Washington called last night for an emergency meeting of the United Nations Security Council to discuss the movements, as it did during the Iraqi troop build-up which preceded the 1990 invasion of Kuwait.

President Bill Clinton warned President Saddam that the United States was taking the 'necessary steps' to deal with the threat of troops close to the border, and said Washington's resolve was as strong as it had been during the Gulf war.

The Saudi Foreign Minister, Saud al-Faisal, met Mr Clinton yesterday and told him US aircraft would be allowed to use Saudi airfields in response to Iraq's military build-up.

Pentagon officials said the aircraft carrier George Washington was being sent from the Mediterranean to the Gulf region, extra weapons were on their way from the Indian Ocean island of Diego Garcia, and army units in the US were being put on alert.

There are already some 12,000 US troops in the wider Gulf area, including those in Turkey and Saudi Arabia. Four vessels already in the Gulf have a total of 2,000 Marines. Allied airpower, predominantly American, is put at some 140 planes. Kuwait has mobilised reserve units.

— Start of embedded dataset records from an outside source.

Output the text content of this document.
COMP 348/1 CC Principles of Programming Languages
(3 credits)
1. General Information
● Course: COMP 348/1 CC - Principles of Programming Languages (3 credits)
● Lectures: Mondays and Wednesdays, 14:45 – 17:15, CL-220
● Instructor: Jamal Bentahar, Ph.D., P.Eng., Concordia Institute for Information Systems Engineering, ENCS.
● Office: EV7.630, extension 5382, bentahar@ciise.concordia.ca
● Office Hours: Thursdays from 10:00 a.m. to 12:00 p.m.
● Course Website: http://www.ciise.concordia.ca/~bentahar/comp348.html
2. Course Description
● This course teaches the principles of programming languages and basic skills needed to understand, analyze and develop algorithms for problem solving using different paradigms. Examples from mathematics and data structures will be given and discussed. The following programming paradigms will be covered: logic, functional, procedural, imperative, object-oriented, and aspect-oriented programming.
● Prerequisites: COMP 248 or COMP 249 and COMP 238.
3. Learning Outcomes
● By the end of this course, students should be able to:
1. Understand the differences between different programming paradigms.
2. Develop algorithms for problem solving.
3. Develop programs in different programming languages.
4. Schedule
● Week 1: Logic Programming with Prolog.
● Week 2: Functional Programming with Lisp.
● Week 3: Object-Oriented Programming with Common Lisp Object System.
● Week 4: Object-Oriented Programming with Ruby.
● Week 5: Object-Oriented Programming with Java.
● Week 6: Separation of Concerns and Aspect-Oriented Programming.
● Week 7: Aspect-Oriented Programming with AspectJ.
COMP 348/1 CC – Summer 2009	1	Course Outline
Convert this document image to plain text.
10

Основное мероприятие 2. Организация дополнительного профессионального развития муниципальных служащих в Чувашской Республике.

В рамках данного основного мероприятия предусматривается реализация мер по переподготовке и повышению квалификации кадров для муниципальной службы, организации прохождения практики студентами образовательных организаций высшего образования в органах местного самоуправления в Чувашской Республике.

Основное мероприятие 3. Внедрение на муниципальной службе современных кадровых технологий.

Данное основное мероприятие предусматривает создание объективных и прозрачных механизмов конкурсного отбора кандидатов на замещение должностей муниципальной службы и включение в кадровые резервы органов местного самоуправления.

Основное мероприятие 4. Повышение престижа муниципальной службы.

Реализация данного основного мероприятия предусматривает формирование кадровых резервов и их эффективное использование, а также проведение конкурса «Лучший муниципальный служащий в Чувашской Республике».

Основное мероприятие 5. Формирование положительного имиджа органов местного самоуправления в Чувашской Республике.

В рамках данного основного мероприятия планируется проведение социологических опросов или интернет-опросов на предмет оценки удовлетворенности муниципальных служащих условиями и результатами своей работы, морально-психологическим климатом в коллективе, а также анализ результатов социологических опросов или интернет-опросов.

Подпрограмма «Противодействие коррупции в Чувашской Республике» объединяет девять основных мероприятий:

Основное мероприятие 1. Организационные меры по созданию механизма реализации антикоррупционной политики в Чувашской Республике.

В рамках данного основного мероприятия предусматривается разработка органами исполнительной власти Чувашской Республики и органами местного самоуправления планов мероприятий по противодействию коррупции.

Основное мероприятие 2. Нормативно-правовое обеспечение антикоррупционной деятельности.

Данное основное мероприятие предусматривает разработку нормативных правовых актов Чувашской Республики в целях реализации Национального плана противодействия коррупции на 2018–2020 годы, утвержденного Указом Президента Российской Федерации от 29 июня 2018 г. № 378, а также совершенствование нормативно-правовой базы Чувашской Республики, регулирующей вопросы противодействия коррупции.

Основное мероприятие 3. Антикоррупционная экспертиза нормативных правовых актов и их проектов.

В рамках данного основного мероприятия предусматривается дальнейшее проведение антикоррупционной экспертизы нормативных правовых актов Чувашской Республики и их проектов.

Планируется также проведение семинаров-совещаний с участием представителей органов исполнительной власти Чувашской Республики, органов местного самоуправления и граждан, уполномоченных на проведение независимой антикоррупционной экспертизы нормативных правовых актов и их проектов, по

In Britain, a joint statement by the Foreign Office and the Ministry of Defence said Kuwait had made a formal request for assistance under a bilateral defence agreement. In response, the frigate HMS Cornwall, which is in the Gulf as part of the Royal Navy's Armilla Patrol, will arrive off Kuwait tomorrow morning.

Military experts in London and at Nato headquarters in Brussels said it was unclear whether Iraq intended to invade Kuwait, or whether it wanted to provoke the West by maintaining a threatening presence on the border.

Earlier this week, Iraq demanded a specific deadline for the easing of sanctions if the UN expected Baghdad's continuing co- operation in scrapping and monitoring its weapons potential, as required by resolutions adopted after the Gulf war.

Yesterday's build-up came shortly before warnings at the UN by Tariq Aziz, Iraq's deputy prime minister, who called on the international community to examine the 'iniquitous and illegitimate situation' under which he said one or two major powers were preventing the lifting of sanctions.

The newspaper of the ruling Baathist party, al-Thawra, railed against the embargo, adding: 'No one in the world would blame the Iraqi people and its leadership if they embarked on measures . . . which will give enemies a lesson.'

Although US officials say the forces involved - several brigades of the elite Republican Guard, according to most accounts - were smaller than those used to invade Kuwait, Mr Clinton told a news conference that Washington was watching events very closely and would respond as required.

The President urged his audience not to 'inflame this situation beyond the facts' but said it would be a 'grave mistake' for President Saddam to believe US determination has weakened.

In a statement, the US State Department said: 'Confrontational tactics will prove no more successful now than in the past,' referring to the 1991 war in which the US and allied nations forced Iraq to reverse its annexation of Kuwait.